Hold on now, calm down, it’s not as bad as it seems. The above statement is misleading, but it got you reading, didn’t it? Damn those sensational headlines and the mass media!
There’s a new way to use Twitter in an interesting and potentially informing way. Alok Choudhary from Northwestern’s McCormick School of Engineering and Applied Science has developed a website that not only measures what trending topics are the most popular on Twitter, but which personalities are the most influential voices in the debate. Using data mining, social network analysis and sentiment analysis, the website Pulse of the Tweeters determines the top influencers and sentiment distribution of the topics tending on Twitter.
So not only can you see what topics are popular, you can see whether people have positive or negative feelings about them. For example, 75 percent of the tweets on Lady Gaga and Justin Bieber were positive while 65 percent of them on Mel Gibson were negative. No shocker, right? What about that 60 percent of statements on Michael Vick were positive? Hmmm, interesting.
What’s more, by analyzing which people have the most followers also tweeting about the same topic, the website determines the most influential accounts for a particular topic. That’s where the sensational headline came from. There are plenty of examples of topics where people like Justin Bieber or Conan O’Brian were more influence than outlets like the New York Times or the Wall Street Journal. However, these topics were mostly things like donating money for Haiti. For hard news events and information, the New York Times, NPR News, Time.com, CNN and the Wall Street Journal were pretty much always in the top 10 influencers on topics related to politics and world events.

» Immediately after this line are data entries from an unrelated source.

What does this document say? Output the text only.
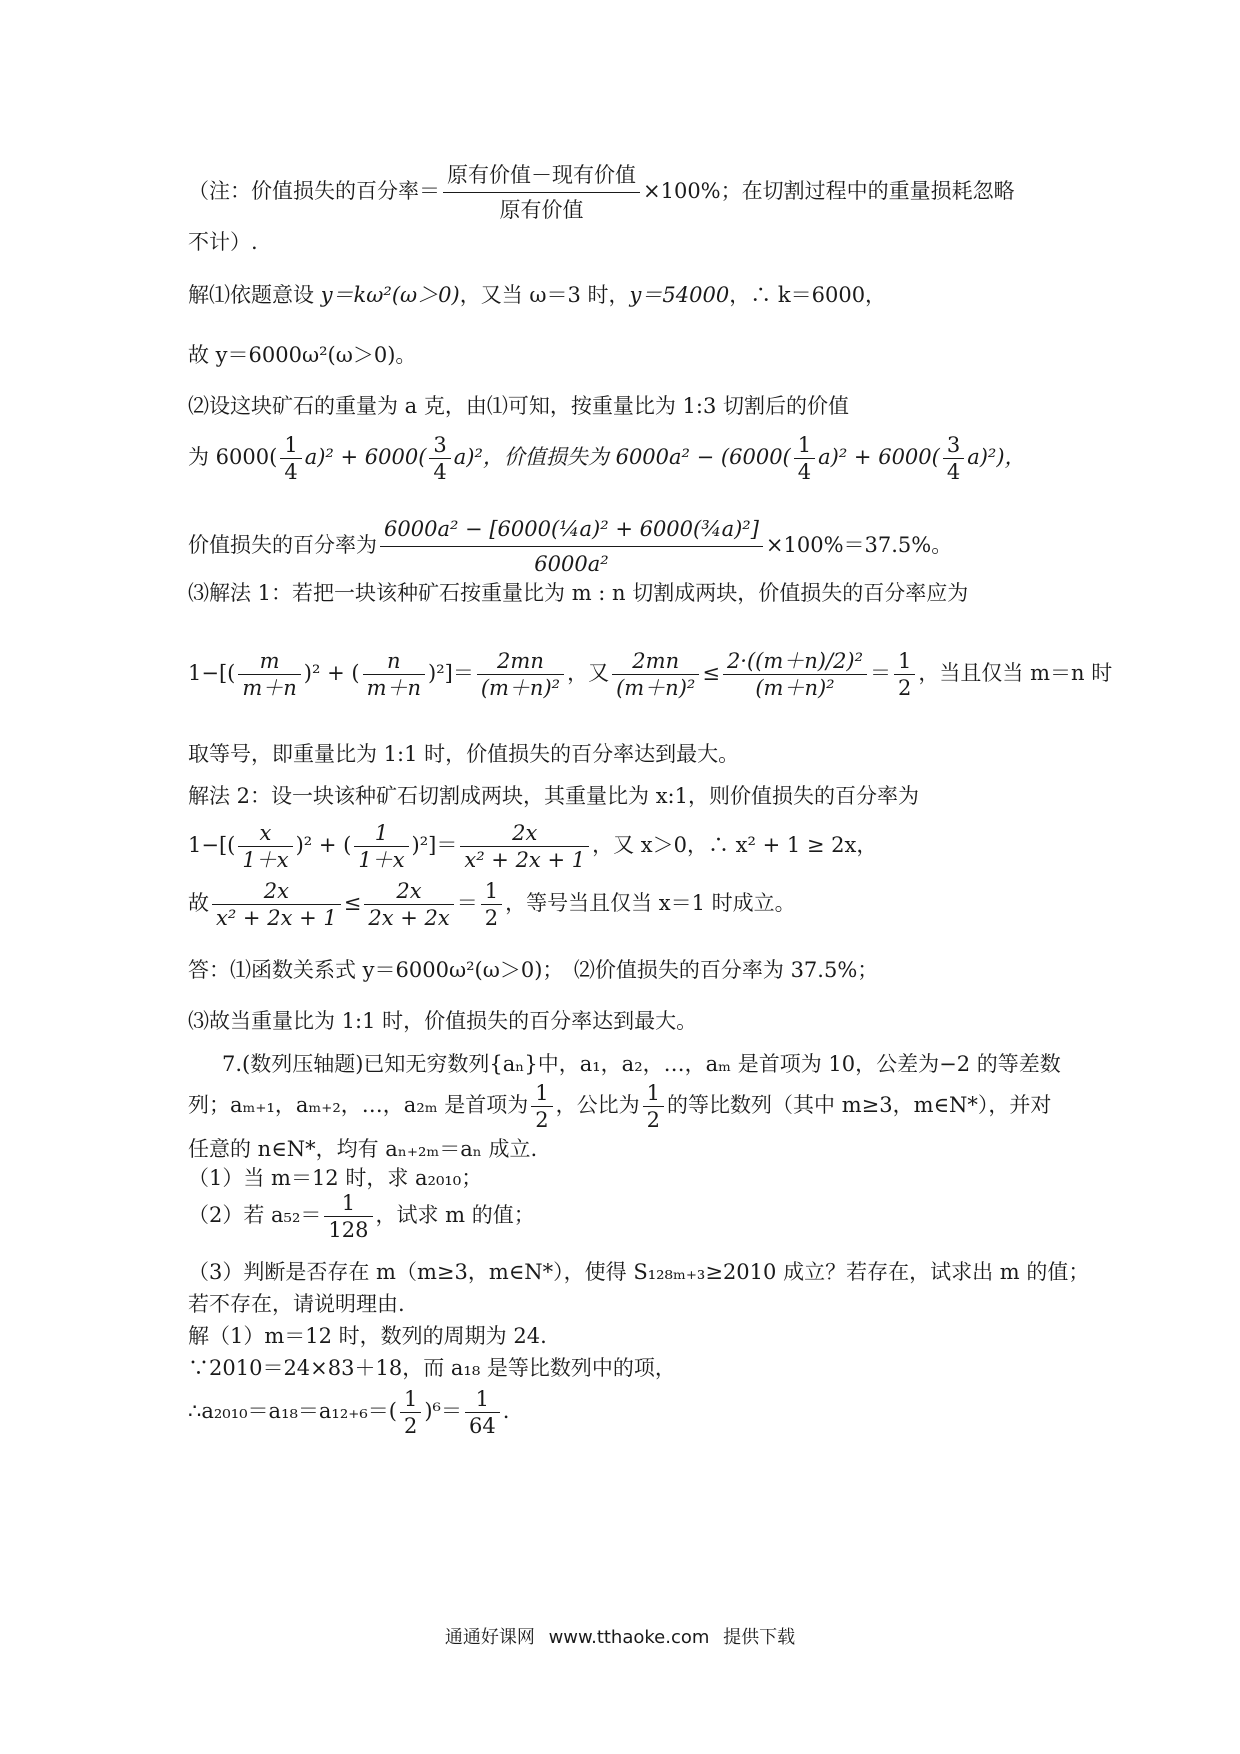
（注：价值损失的百分率＝ $\frac{\text{原有价值－现有价值}}{\text{原有价值}} \times 100\%$；在切割过程中的重量损耗忽略
不计）.
解⑴依题意设 y＝kω²(ω＞0)，又当 ω＝3 时，y＝54000，∴ k＝6000，
故 y＝6000ω²(ω＞0)。
⑵设这块矿石的重量为 a 克，由⑴可知，按重量比为 1:3 切割后的价值
为 $6000( \frac{1}{4} a)^2 + 6000( \frac{3}{4} a)^2$，价值损失为 $6000a^2 - (6000( \frac{1}{4} a)^2 + 6000( \frac{3}{4} a)^2)$，
价值损失的百分率为 $\frac{\text{6000a² − [6000(¼a)² + 6000(¾a)²]}}{\text{6000a²}} \times 100\%=37.5\%$。
⑶解法 1：若把一块该种矿石按重量比为 m : n 切割成两块，价值损失的百分率应为
$1-[( \frac{m}{m+n} )^2$ + ( $\frac{n}{m+n} )^2]= \frac{2mn}{\text{(m＋n)²}}$ ，又 $\frac{2mn}{\text{(m＋n)²}} \le \frac{\text{2·((m＋n)/2)²}}{\text{(m＋n)²}} = \frac{1}{2}$ ，当且仅当 m＝n 时
取等号，即重量比为 1:1 时，价值损失的百分率达到最大。
解法 2：设一块该种矿石切割成两块，其重量比为 x:1，则价值损失的百分率为
$1-[( \frac{x}{1+x} )^2$ + ( $\frac{1}{1+x} )^2]= \frac{2x}{\text{x² + 2x + 1}}$ ，又 x＞0，∴ x² + 1 ≥ 2x，
故 $\frac{2x}{\text{x² + 2x + 1}} \le \frac{2x}{2x + 2x} = \frac{1}{2}$ ，等号当且仅当 x＝1 时成立。
答：⑴函数关系式 y＝6000ω²(ω＞0)；　⑵价值损失的百分率为 37.5%；
⑶故当重量比为 1:1 时，价值损失的百分率达到最大。
7.(数列压轴题)已知无穷数列{aₙ}中，a₁，a₂，…，aₘ 是首项为 10，公差为−2 的等差数
列；aₘ₊₁，aₘ₊₂，…，a₂ₘ 是首项为 $\frac{1}{2}$ ，公比为 $\frac{1}{2}$ 的等比数列（其中 m≥3，m∈N*），并对
任意的 n∈N*，均有 aₙ₊₂ₘ＝aₙ 成立.
（1）当 m＝12 时，求 a₂₀₁₀；
（2）若 $a_{52}= \frac{1}{128}$ ，试求 m 的值；
（3）判断是否存在 m（m≥3，m∈N*），使得 S₁₂₈ₘ₊₃≥2010 成立？若存在，试求出 m 的值；
若不存在，请说明理由.
解（1）m＝12 时，数列的周期为 24.
∵2010＝24×83＋18，而 a₁₈ 是等比数列中的项，
∴a₂₀₁₀＝a₁₈＝a₁₂₊₆＝( $\frac{1}{2} )^6= \frac{1}{64}$ .
通通好课网 www.tthaoke.com 提供下载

I am fascinated by this site. True, not a ton of people use Twitter and even less of them use the social media outlet to get their news for the day. However, as Twitter grows in popularity and the generation that uses it gets older, how much longer will it before these statistics actually become important?
Trending as I write this? That would be Huckleberry Finn because of a publisher’s decision to replace all of the words “nigger” with “slave” in a new edition. And it’s top influencers include OpieRadio and funnyordie, which seems odd. Where is NPR on this?
And I just have to throw in this amazing story about a homeless man in Columbus, Ohio with a golden radio voice. Someone from the Columbus Dispatch made a quick YouTube video of his talents and within 24 hours the man had a job with the Cleveland Cavaliers, among other offers. Naturally, the host with the most Ryan Seacrest is the top influencer on this one, but so are the soft core news outlets the Today Show, CBS news and People Magazine.
Okay I have to stop now. I could spend too much time on here in a flash!